13.08.10 | par Le Grincheux | Catégories: Je hais l'informatique, Vieux con

Amis du goret-codage, des GOTO's calculés, des IF's arithmétiques, des blocs COMMON et des EQUIVALENCE's, vous devriez commencer à comprendre que mon langage de programmation de prédilection est le FORTRAN et que je ne parle C que contraint et forcé, lorsque j'ai des choses subtiles à faire avec la mémoire du calculateur ou qu'il me faut écrire une interface graphique à grands coups de X11/Xt/Xm en d'autres termes Motif que je parle — heureusement pour moi — dans le texte. Si je m'écoutais, j'écrirais pourtant tout dans deux langages issus de mes réflexions les plus tordues — qui a dit avinées ? —, les RPL/2 et RPL/C, qui comme tout le monde sait, comportent une extension Motif sous la forme d'un module motif.rplso (rplso pour RPL/2 shared object). Il doit certainement rester un tas de problèmes dans ces deux langages, mais au moins, je sais qui engueuler lorsque ça ne fonctionne pas. D'un autre côté, malgré le nombre d'utilisateurs qui commence à devenir important, les rapports de dysfonctionnement sont plutôt rares, signe s'il en est qu'on arrive à écrire des choses propres en restant strictement dans les bornes imposées par le C (en mouture C99) et le FORTRAN (en versions 1977 et 2003). Il faut dire que j'ai écrit des dizaines de lignes de code en C pour l'armée française, plus exactement pour la Délégation Générale de l'Armement, et que, si les militaires marchent au pas, les codes sources de leurs applications ont eux-aussi le petit doigt sur la couture du pantalon si vous voyez bien ce que je veux dire, ce dont je doute pour les plus jeunes qui n'ont pas eu la joie de faire leur service militaire…

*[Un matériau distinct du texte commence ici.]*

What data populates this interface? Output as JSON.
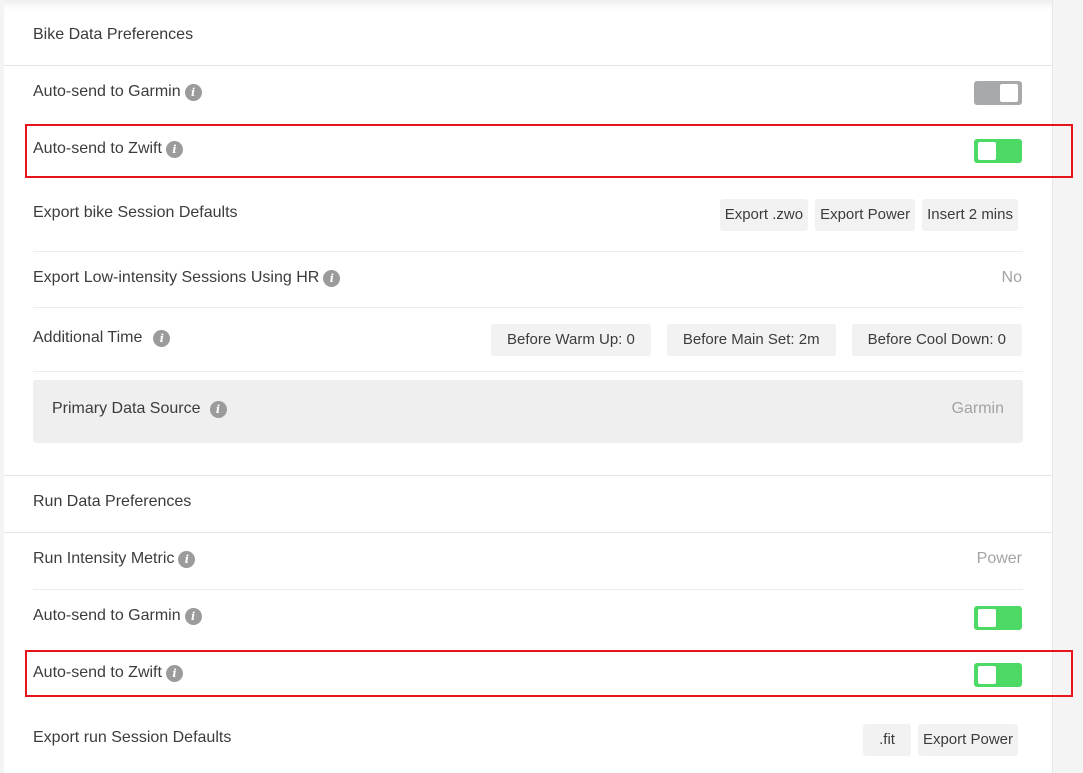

Autant le dire tout de suite, pour moi, en dehors de la programmation fonctionnelle, il n'y a point de salut. La programmation orientée objet est un paradigme que je n'arriverai jamais à comprendre. Pourtant, je vous promets que j'ai essayé. J'ai tenté l'écriture de choses en C++, en Ada 95 et même en Java, c'est vous dire, mais je suis toujours revenu à mes premières amours. Pour être tout à fait exact, je pense ne pas comprendre l'intérêt de la programmation orientée objet, voire, j'arrive à penser certains jours — et de plus en plus souvent — que c'est une débauche d'énergie pour rien et qui ne sert au développeur médiocre qu'à masquer sous un vernis de concepts abstrus et mal maîtrisés son inculture et son indigence crasse.

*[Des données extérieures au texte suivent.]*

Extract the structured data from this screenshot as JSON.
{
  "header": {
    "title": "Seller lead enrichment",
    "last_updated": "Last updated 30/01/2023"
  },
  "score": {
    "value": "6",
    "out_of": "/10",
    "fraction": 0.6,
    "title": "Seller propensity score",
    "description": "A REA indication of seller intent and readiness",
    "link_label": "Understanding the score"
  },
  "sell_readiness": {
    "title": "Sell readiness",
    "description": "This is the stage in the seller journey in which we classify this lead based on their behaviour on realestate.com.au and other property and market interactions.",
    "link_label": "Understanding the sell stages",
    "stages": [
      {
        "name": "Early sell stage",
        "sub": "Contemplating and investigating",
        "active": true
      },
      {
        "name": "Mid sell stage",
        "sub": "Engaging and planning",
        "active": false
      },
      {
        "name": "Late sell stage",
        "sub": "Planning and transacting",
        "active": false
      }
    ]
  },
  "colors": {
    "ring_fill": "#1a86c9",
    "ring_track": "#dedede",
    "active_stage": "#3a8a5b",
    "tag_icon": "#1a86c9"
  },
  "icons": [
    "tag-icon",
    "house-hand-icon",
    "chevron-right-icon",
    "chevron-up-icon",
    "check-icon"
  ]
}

Le RPL/2 est un langage fonctionnel impur utilisant les notations algébrique ou polonaise inversée, fruit de plusieurs années de réflexions autour des langages de programmation et dont la documentation est disponible au bas de cette page. Il faudrait que je trouve le temps de l'achever. Elle me sert pourtant à tester les développeurs qui veulent travailler avec moi. Ce n'est pas par vice, simplement parce que mon travail consiste à implanter des algorithmes sur des machines massivement parallèles et que ce langage est le seul langage efficace pour le faire. J'ai pourtant essayé des choses comme OpenMP sans véritable satisfaction. Il masque par exemple tous les problèmes de concurrence qui peuvent apparaître sur des calculateurs parallèles sans limiter les possibilités du développeur. Il est donc un excellent compromis entre un langage comme le C qui permet de tout faire, mais à la main, et un truc ou un grand machin — suivez mon regard, non, je ne parle pas d'OpenMP qui fonctionne bien mais n'est pas adapté à mon problème — issu des techniques de programmation orientée objet qui permet de programmer des calculateurs parallèles mais sans vraiment savoir ce que l'on fait.

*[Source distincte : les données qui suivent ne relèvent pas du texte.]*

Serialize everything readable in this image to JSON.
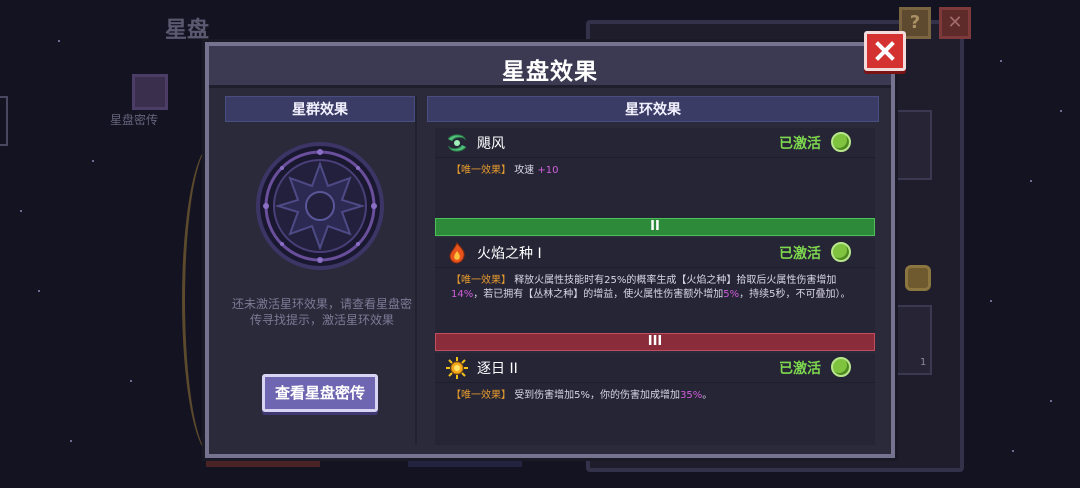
{
  "background": {
    "title": "星盘",
    "icon_label": "星盘密传",
    "help_label": "?",
    "close_label": "✕",
    "slot_count": "1"
  },
  "dialog": {
    "title": "星盘效果",
    "left": {
      "header": "星群效果",
      "hint": "还未激活星环效果，请查看星盘密传寻找提示，激活星环效果",
      "button": "查看星盘密传"
    },
    "right": {
      "header": "星环效果",
      "dividers": [
        "II",
        "III"
      ],
      "rings": [
        {
          "name": "飓风",
          "icon": "whirlwind-icon",
          "status": "已激活",
          "tag": "【唯一效果】",
          "desc_parts": [
            "攻速 ",
            "+10"
          ]
        },
        {
          "name": "火焰之种 I",
          "icon": "fire-seed-icon",
          "status": "已激活",
          "tag": "【唯一效果】",
          "desc_parts": [
            "释放火属性技能时有25%的概率生成【火焰之种】拾取后火属性伤害增加",
            "14%",
            "，若已拥有【丛林之种】的增益，使火属性伤害额外增加",
            "5%",
            "，持续5秒，不可叠加）。"
          ]
        },
        {
          "name": "逐日 II",
          "icon": "sun-icon",
          "status": "已激活",
          "tag": "【唯一效果】",
          "desc_parts": [
            "受到伤害增加5%，你的伤害加成增加",
            "35%",
            "。"
          ]
        }
      ]
    }
  },
  "colors": {
    "active_green": "#7ed84e",
    "tag_orange": "#e59a2d",
    "highlight_purple": "#d15edc",
    "close_red": "#d43230",
    "button_purple": "#6e66b0"
  }
}
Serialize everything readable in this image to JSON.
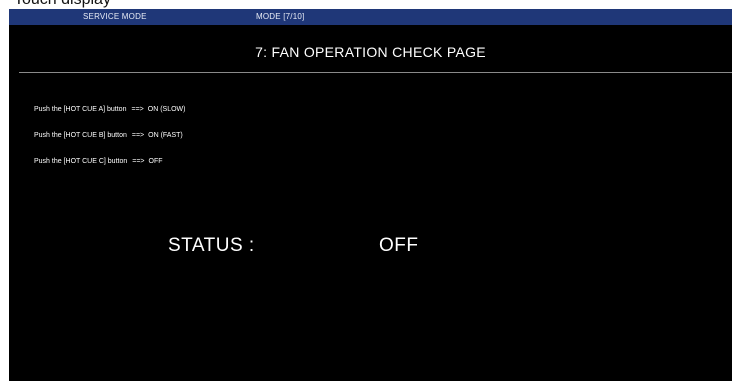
{
  "caption": "Touch display",
  "header": {
    "mode_label": "SERVICE MODE",
    "mode_indicator": "MODE [7/10]",
    "bar_color": "#1f3778"
  },
  "page": {
    "title": "7: FAN OPERATION CHECK PAGE"
  },
  "instructions": [
    {
      "text": "Push the [HOT CUE A] button",
      "arrow": "==>",
      "result": "ON (SLOW)"
    },
    {
      "text": "Push the [HOT CUE B] button",
      "arrow": "==>",
      "result": "ON (FAST)"
    },
    {
      "text": "Push the [HOT CUE C] button",
      "arrow": "==>",
      "result": "OFF"
    }
  ],
  "status": {
    "label": "STATUS :",
    "value": "OFF"
  }
}
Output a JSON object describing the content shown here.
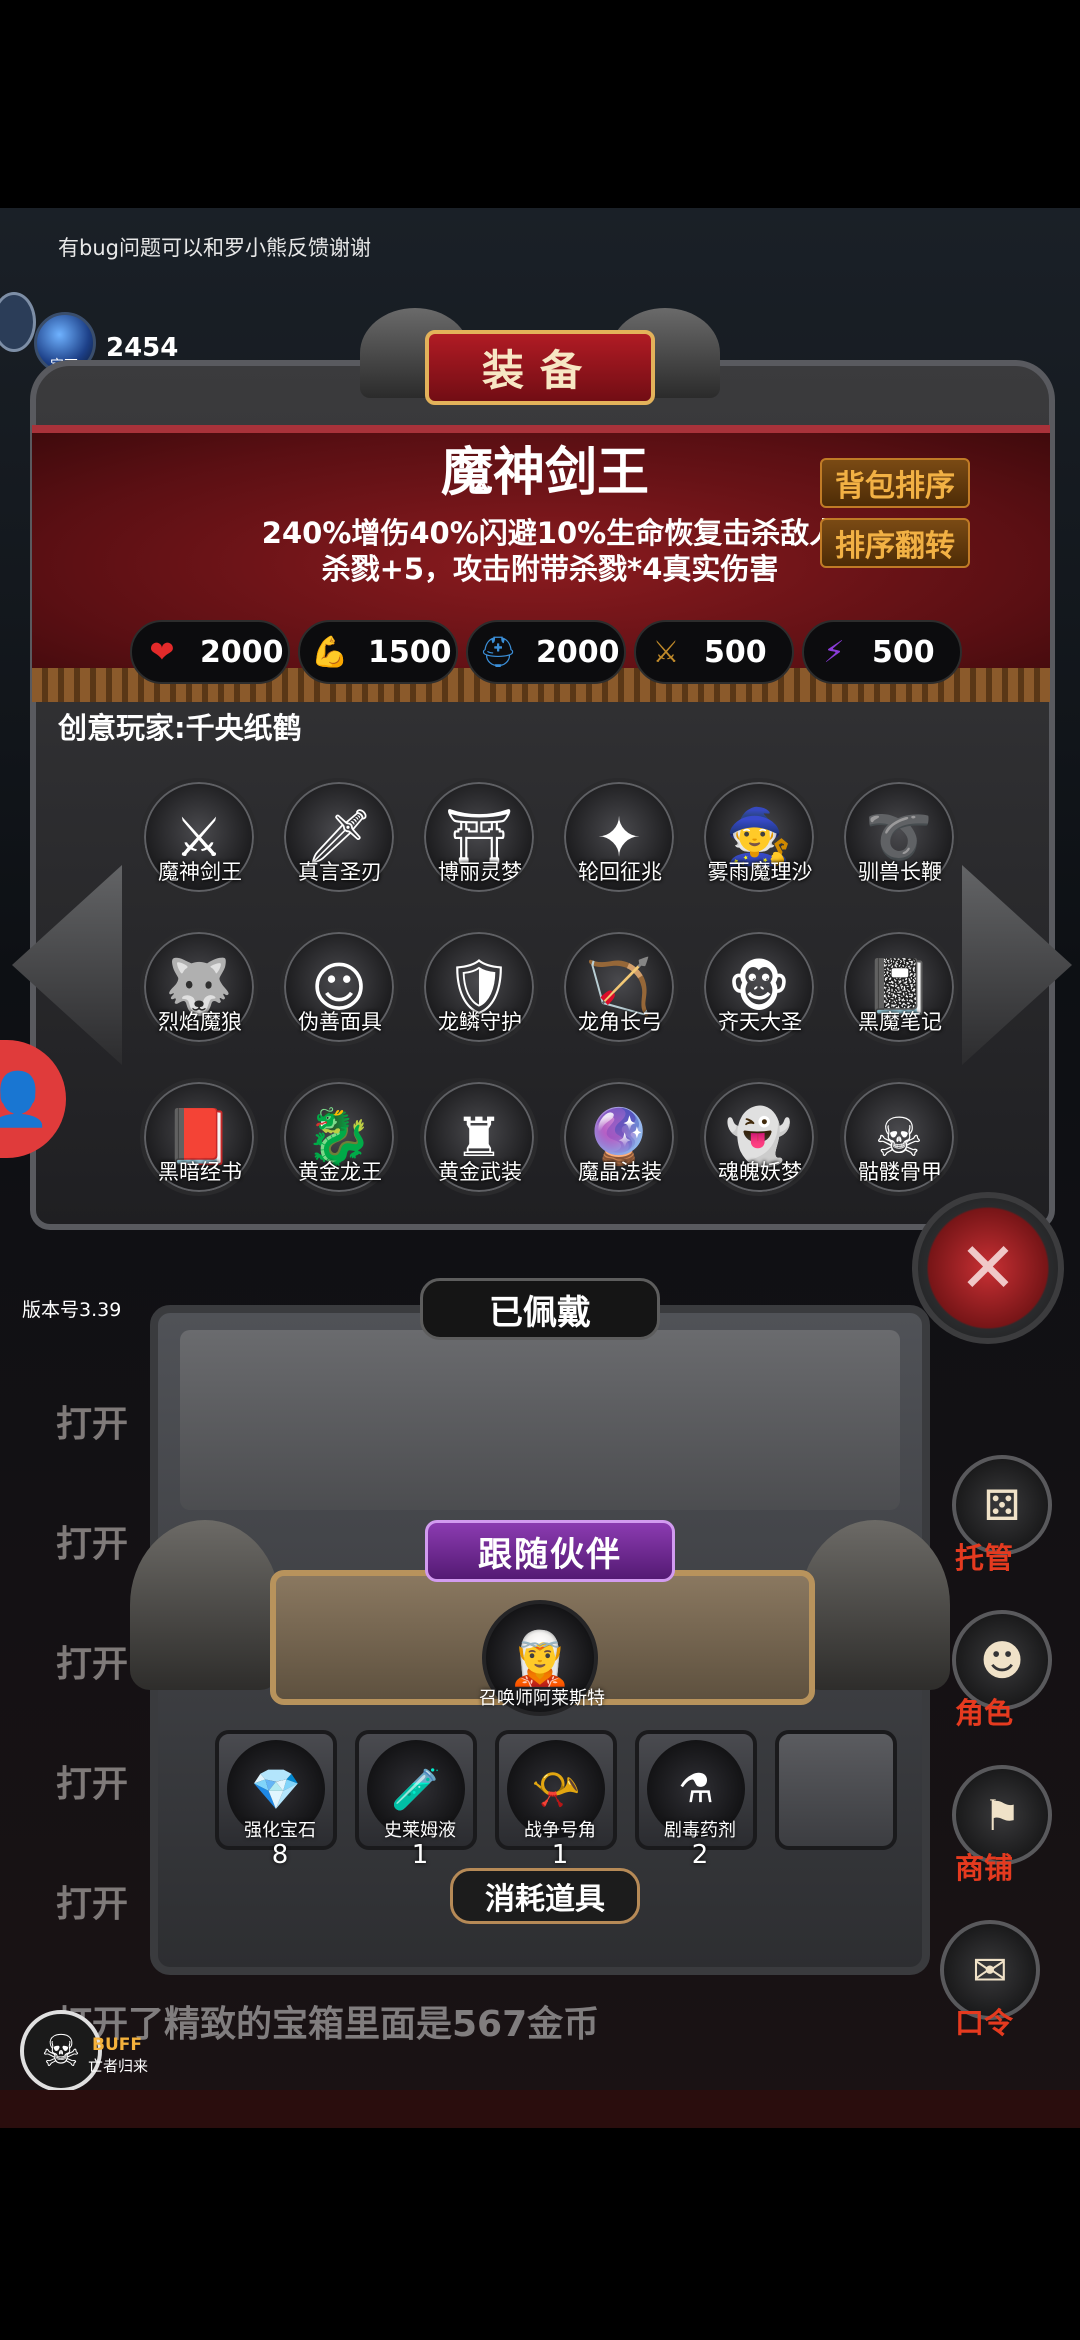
{
  "top_note": "有bug问题可以和罗小熊反馈谢谢",
  "currency": {
    "label": "宝石",
    "amount": "2454",
    "icon": "crystal-gem-icon"
  },
  "panel": {
    "title": "装备",
    "item_name": "魔神剑王",
    "item_desc_line1": "240%增伤40%闪避10%生命恢复击杀敌人",
    "item_desc_line2": "杀戮+5，攻击附带杀戮*4真实伤害",
    "sort_button": "背包排序",
    "reverse_button": "排序翻转",
    "creator": "创意玩家:千央纸鹤"
  },
  "stats": [
    {
      "icon": "heart-icon",
      "value": "2000",
      "color": "#e32a2a"
    },
    {
      "icon": "strength-icon",
      "value": "1500",
      "color": "#e0c020"
    },
    {
      "icon": "armor-icon",
      "value": "2000",
      "color": "#3b8fd8"
    },
    {
      "icon": "sword-icon",
      "value": "500",
      "color": "#c08a2a"
    },
    {
      "icon": "lightning-icon",
      "value": "500",
      "color": "#8a3bd8"
    }
  ],
  "items": [
    {
      "label": "魔神剑王",
      "icon": "⚔"
    },
    {
      "label": "真言圣刃",
      "icon": "🗡"
    },
    {
      "label": "博丽灵梦",
      "icon": "⛩"
    },
    {
      "label": "轮回征兆",
      "icon": "✦"
    },
    {
      "label": "雾雨魔理沙",
      "icon": "🧙"
    },
    {
      "label": "驯兽长鞭",
      "icon": "➰"
    },
    {
      "label": "烈焰魔狼",
      "icon": "🐺"
    },
    {
      "label": "伪善面具",
      "icon": "☺"
    },
    {
      "label": "龙鳞守护",
      "icon": "🛡"
    },
    {
      "label": "龙角长弓",
      "icon": "🏹"
    },
    {
      "label": "齐天大圣",
      "icon": "🐵"
    },
    {
      "label": "黑魔笔记",
      "icon": "📓"
    },
    {
      "label": "黑暗经书",
      "icon": "📕"
    },
    {
      "label": "黄金龙王",
      "icon": "🐉"
    },
    {
      "label": "黄金武装",
      "icon": "♜"
    },
    {
      "label": "魔晶法装",
      "icon": "🔮"
    },
    {
      "label": "魂魄妖梦",
      "icon": "👻"
    },
    {
      "label": "骷髅骨甲",
      "icon": "☠"
    }
  ],
  "version": "版本号3.39",
  "worn_label": "已佩戴",
  "companion_label": "跟随伙伴",
  "companion": {
    "label": "召唤师阿莱斯特",
    "icon": "🧝"
  },
  "consumables": [
    {
      "label": "强化宝石",
      "count": "8",
      "icon": "💎"
    },
    {
      "label": "史莱姆液",
      "count": "1",
      "icon": "🧪"
    },
    {
      "label": "战争号角",
      "count": "1",
      "icon": "📯"
    },
    {
      "label": "剧毒药剂",
      "count": "2",
      "icon": "⚗"
    }
  ],
  "consumables_label": "消耗道具",
  "log_prefix": "打开",
  "right_menu": [
    {
      "label": "托管",
      "icon": "dice-icon"
    },
    {
      "label": "角色",
      "icon": "hooded-figure-icon"
    },
    {
      "label": "商铺",
      "icon": "shop-icon"
    },
    {
      "label": "口令",
      "icon": "code-book-icon"
    }
  ],
  "bottom_log": "打开了精致的宝箱里面是567金币",
  "buff": {
    "label": "BUFF",
    "sub": "亡者归来"
  }
}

Je mets donc mes candidats devant une machine avec une documentation complète, un éditeur de texte de base — vim pour ne pas le citer parce que je ne suis pas assez pervers pour les mettre devant emacs, la plupart utilisant difficilement deux doigts pour taper un texte —, un compilateur RPL/2 et un cahier des charges minimaliste pour regarder leurs réactions et la façon qu'ils ont de résoudre le problème posé sachant que le programme demandé est presque à la portée du premier venu. Il suffit de savoir lire une documentation en français et d'avoir les idées claires.

À ce moment, je peux avoir plusieurs réactions totalement différentes. Le candidat peut s'effondrer après avoir paniqué ou, plus rarement, résoudre le problème demandé. Ce qui est amusant, ou désolant c'est selon, c'est que dans la plupart des cas, il va essayer de reproduire dans un langage fonctionnel, le schéma qu'il aurait utilisé dans un langage objet, créant le nouveau paradigme de la programmation orientée abjecte.

Reproduire les techniques de programmation objet dans un langage fonctionnel monte une méconnaissance totale de l'outil informatique et de son fonctionnement. En creusant, on se rend compte sans peine que les candidats qui tombent dans ce travers n'ont étudié dans toute leur formation que le langage Java. La conséquence directe est que la génération montante des développeurs, outre d'être majoritairement incapable d'utiliser autre chose qu'un langage orienté objet, ne connaît pas les bases du fonctionnement de l'outil informatique et imagine qu'un processeur comprend directement les objets créés par leur programme. Jamais ils n'ont pris conscience qu'un compilateur est un programme qui transforme un algorithme écrit dans un langage de programmation quelconque en un langage binaire strictement impératif et que le bytecode Java, contrairement au code source, n'est plus un langage objet.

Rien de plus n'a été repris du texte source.